Потом – старая женщина с черной косынкой, старик с красными невидящими глазами. Детей и внуков – внучка, та самая девочка из бухгалтерии, – они уже опознали. Никто случайно не ушел к приятелям, никто не ездил на дачу, никто не спасся…
За то, что они испытывали там, под обломками, в последние минуты и часы, можно было простить все грехи и причислить к лику святых – думала я, не зная, что сказать старикам. Как вообще обращаться со смертью – нам же никто не сказал. А церковь не признает коллективного мученичества, канонизируют только избранных. И тут – очередь, конъюнктура, кумовство…
Не хочу быть святой и канонизированной, я хочу жить. И выдрать из себя наконец этот страх, вспомнить, какой я была «до смерти». Тогда – казалось мне – можно спастись, от чего-то, для чего-то.
Но – нет.
Меня – нет. Я совсем уже умерла.
Стационар
«В позе Ромберга пошатывается». И ниже: «Пища выливается через нос». На медицинском бланке – контурной карте моих душевных недугов – пока еще ничего не отмечено.
Толстая невропатолог районной поликлиники – больше похожая на уютную, рыхлую булочницу, – задумчиво чешет нос, стукает молоточком по коленке, щупает пульс, пишет что-то неразборчивое в пухлой карте и тяжело вздыхает.
Я бежала сюда, а внутри все тряслось – мелко, подло, болезненно. Это необходимость идти сегодня на работу превратила меня в студень – в момент. И репортаж, где с первых кадров ясно: взорвали еще какой-то дом, кажется, на юге. Собирать материал для репортажа – опять мне.
Просто по картинке – груды кирпича в утреннем тумане – было понятно: на этот раз выживших, скорее всего, не будет. Все, кто, как и я, взбил вечером подушку, стряхнул привычным движением мягкие тапки на пол и подложил под щеку ладонь, засыпая, уже никогда не проснутся.
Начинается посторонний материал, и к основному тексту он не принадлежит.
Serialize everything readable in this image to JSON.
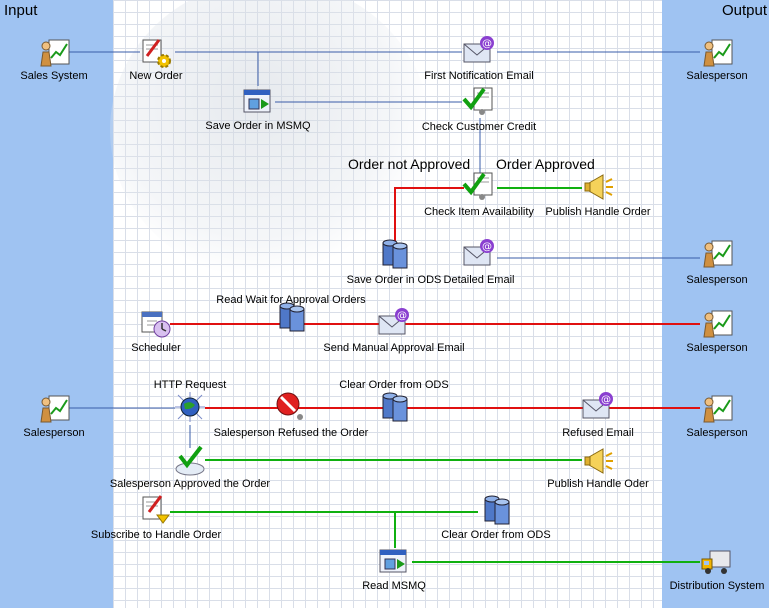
{
  "lanes": {
    "input": "Input",
    "output": "Output"
  },
  "colors": {
    "lane": "#9fc3f2",
    "line": "#3a5ca8",
    "red": "#e01010",
    "green": "#10b010"
  },
  "branch_labels": {
    "not_approved": "Order not Approved",
    "approved": "Order Approved"
  },
  "nodes": {
    "sales_system": {
      "label": "Sales System",
      "icon": "person-chart-icon"
    },
    "new_order": {
      "label": "New Order",
      "icon": "document-gear-icon"
    },
    "first_email": {
      "label": "First Notification Email",
      "icon": "email-icon"
    },
    "salesperson_1": {
      "label": "Salesperson",
      "icon": "person-chart-icon"
    },
    "save_msmq": {
      "label": "Save Order in MSMQ",
      "icon": "queue-icon"
    },
    "check_credit": {
      "label": "Check Customer Credit",
      "icon": "check-document-icon"
    },
    "check_item": {
      "label": "Check Item Availability",
      "icon": "check-document-icon"
    },
    "publish_1": {
      "label": "Publish Handle Order",
      "icon": "megaphone-icon"
    },
    "save_ods": {
      "label": "Save Order in ODS",
      "icon": "database-icon"
    },
    "detailed_email": {
      "label": "Detailed Email",
      "icon": "email-icon"
    },
    "salesperson_2": {
      "label": "Salesperson",
      "icon": "person-chart-icon"
    },
    "scheduler": {
      "label": "Scheduler",
      "icon": "calendar-clock-icon"
    },
    "read_wait": {
      "label": "Read Wait for Approval Orders",
      "icon": "database-icon"
    },
    "manual_email": {
      "label": "Send Manual Approval Email",
      "icon": "email-icon"
    },
    "salesperson_3": {
      "label": "Salesperson",
      "icon": "person-chart-icon"
    },
    "salesperson_in": {
      "label": "Salesperson",
      "icon": "person-chart-icon"
    },
    "http_request": {
      "label": "HTTP Request",
      "icon": "globe-request-icon"
    },
    "refused": {
      "label": "Salesperson Refused the Order",
      "icon": "stop-sign-icon"
    },
    "clear_ods_1": {
      "label": "Clear Order from ODS",
      "icon": "database-icon"
    },
    "refused_email": {
      "label": "Refused Email",
      "icon": "email-icon"
    },
    "salesperson_4": {
      "label": "Salesperson",
      "icon": "person-chart-icon"
    },
    "approved": {
      "label": "Salesperson Approved the Order",
      "icon": "approve-check-icon"
    },
    "publish_2": {
      "label": "Publish Handle Oder",
      "icon": "megaphone-icon"
    },
    "subscribe": {
      "label": "Subscribe to Handle Order",
      "icon": "document-pen-icon"
    },
    "clear_ods_2": {
      "label": "Clear Order from ODS",
      "icon": "database-icon"
    },
    "read_msmq": {
      "label": "Read MSMQ",
      "icon": "queue-icon"
    },
    "distribution": {
      "label": "Distribution System",
      "icon": "truck-icon"
    }
  }
}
Руки у меня до сих пор трясутся – они живут отдельной, своей жизнью.
– Мама в коридоре, – еле слышно произношу я.
За эти недели – как быстро сходят с ума, я всегда думала, что это совсем иначе, – я превратилась снова в младшую школьницу. На улицу получается выйти только за ручку с мамой.
Будто не было института, психологических тренингов, чтобы избавиться от застенчивости, работы на радио и самостоятельных поездок за границу. Вместе с домом на Гурьянова рухнула и я. И не было даже сил подумать – отчего я оказалась такой хлипкой, без добротных перекрытий и хорошего бетона.